Sull'accaduto sono in corso le indagini della polizia di Stato e dei carabinieri, coordinati dalla Procura della Repubblica di Paola
Un uomo di 34 anni, Antonio Perrotta, è morto dopo un pestaggio all'esterno di una discoteca a Sangineto (Cosenza). Il ragazzo, originario di Fuscaldo, era addetto alla sicurezza del locale quando è stato coinvolto in una rissa avvenuta nella notte tra sabato e domenica. Al termine della rissa il 34enne ha fatto rientro a casa e, dopo aver avvertito diversi malori, è stato accompagnato nell'ospedale di Cetraro e poi trasferito a Cosenza dove è deceduto. La vittima aveva una compagna e un figlio di pochi mesi.
La lite e il pestaggio: la ricostruzione
Il litigio tra Perrotta ed alcune persone in corso di identificazione è avvenuto inizialmente all'interno della discoteca. Il trentaquattrenne è poi uscito dal locale dove è stato raggiunto dalle altre persone che lo hanno aggredito e picchiato violentemente.

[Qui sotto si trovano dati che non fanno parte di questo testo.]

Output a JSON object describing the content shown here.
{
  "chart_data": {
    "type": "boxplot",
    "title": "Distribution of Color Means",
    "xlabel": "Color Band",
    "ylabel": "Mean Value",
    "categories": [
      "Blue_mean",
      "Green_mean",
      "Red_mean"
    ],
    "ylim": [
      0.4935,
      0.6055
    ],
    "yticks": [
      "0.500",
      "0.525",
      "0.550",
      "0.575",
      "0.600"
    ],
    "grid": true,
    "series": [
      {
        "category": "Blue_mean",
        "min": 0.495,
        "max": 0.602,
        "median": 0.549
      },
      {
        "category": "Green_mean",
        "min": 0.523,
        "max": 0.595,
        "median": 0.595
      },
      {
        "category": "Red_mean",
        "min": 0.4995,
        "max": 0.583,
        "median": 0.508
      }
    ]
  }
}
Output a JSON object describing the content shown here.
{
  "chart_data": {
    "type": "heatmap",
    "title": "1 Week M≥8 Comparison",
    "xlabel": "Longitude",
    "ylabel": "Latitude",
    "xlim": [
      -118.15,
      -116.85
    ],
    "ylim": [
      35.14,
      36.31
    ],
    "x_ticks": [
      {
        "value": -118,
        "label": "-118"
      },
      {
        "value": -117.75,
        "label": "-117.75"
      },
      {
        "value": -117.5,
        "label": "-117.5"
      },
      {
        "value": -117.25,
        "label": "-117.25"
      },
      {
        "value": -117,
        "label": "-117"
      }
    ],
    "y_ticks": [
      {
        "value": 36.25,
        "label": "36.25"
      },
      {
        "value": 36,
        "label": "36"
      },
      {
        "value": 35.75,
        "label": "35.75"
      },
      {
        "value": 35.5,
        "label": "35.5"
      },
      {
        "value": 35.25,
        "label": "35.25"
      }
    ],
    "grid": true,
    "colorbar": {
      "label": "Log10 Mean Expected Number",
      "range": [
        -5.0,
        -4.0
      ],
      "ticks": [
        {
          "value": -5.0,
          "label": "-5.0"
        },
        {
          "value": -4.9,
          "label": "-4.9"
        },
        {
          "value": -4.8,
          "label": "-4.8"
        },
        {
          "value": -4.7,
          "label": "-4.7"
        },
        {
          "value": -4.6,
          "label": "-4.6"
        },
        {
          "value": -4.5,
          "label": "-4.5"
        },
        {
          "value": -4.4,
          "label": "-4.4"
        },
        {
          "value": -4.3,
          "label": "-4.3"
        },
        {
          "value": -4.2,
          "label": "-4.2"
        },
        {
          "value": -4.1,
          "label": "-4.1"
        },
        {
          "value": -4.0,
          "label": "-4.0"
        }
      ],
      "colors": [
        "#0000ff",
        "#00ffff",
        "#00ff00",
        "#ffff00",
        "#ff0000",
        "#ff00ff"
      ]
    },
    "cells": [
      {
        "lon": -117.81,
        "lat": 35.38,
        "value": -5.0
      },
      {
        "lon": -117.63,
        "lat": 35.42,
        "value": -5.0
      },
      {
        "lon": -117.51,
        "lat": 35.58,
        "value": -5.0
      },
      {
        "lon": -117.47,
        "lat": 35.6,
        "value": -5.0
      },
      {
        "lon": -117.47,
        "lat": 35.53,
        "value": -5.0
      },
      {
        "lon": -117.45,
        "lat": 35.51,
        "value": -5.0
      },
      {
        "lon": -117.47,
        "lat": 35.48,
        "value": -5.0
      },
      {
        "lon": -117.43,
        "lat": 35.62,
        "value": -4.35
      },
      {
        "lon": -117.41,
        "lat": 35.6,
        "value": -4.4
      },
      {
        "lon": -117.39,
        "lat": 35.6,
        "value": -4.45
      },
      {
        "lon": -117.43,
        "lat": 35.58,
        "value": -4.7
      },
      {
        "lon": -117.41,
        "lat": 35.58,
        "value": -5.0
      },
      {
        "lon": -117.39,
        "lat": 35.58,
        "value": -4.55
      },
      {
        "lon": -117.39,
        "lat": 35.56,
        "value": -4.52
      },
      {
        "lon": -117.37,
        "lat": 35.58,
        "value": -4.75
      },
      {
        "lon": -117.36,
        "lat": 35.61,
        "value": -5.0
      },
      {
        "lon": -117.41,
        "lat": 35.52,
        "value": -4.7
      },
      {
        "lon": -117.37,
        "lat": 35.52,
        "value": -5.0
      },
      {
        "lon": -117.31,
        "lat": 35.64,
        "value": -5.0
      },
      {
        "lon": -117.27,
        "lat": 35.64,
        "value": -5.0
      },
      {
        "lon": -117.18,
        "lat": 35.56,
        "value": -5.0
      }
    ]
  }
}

Al termine della rissa Perrotta, soccorso da alcuni conoscenti, è stato riaccompagnato a casa a Fuscaldo. Con il passare delle ore, però, ha iniziato ad avvertire dolori e perdite di sangue dal naso.
A quel punto è stato portato nell'ospedale di Cetraro (Cosenza), ma le sue condizioni sono poi peggiorate a causa delle numerose lesioni in tutto il corpo. È stato, quindi, necessario il trasferimento nel reparto di rianimazione dell'ospedale di Cosenza dove è deceduto dopo alcune ore. Sull'accaduto sono in corso le indagini condotte dalla squadra mobile di Cosenza e dai carabinieri della Compagnia di Paola, coordinate dal pm di turno e dal procuratore capo di Paola, Domenico Fiordalisi.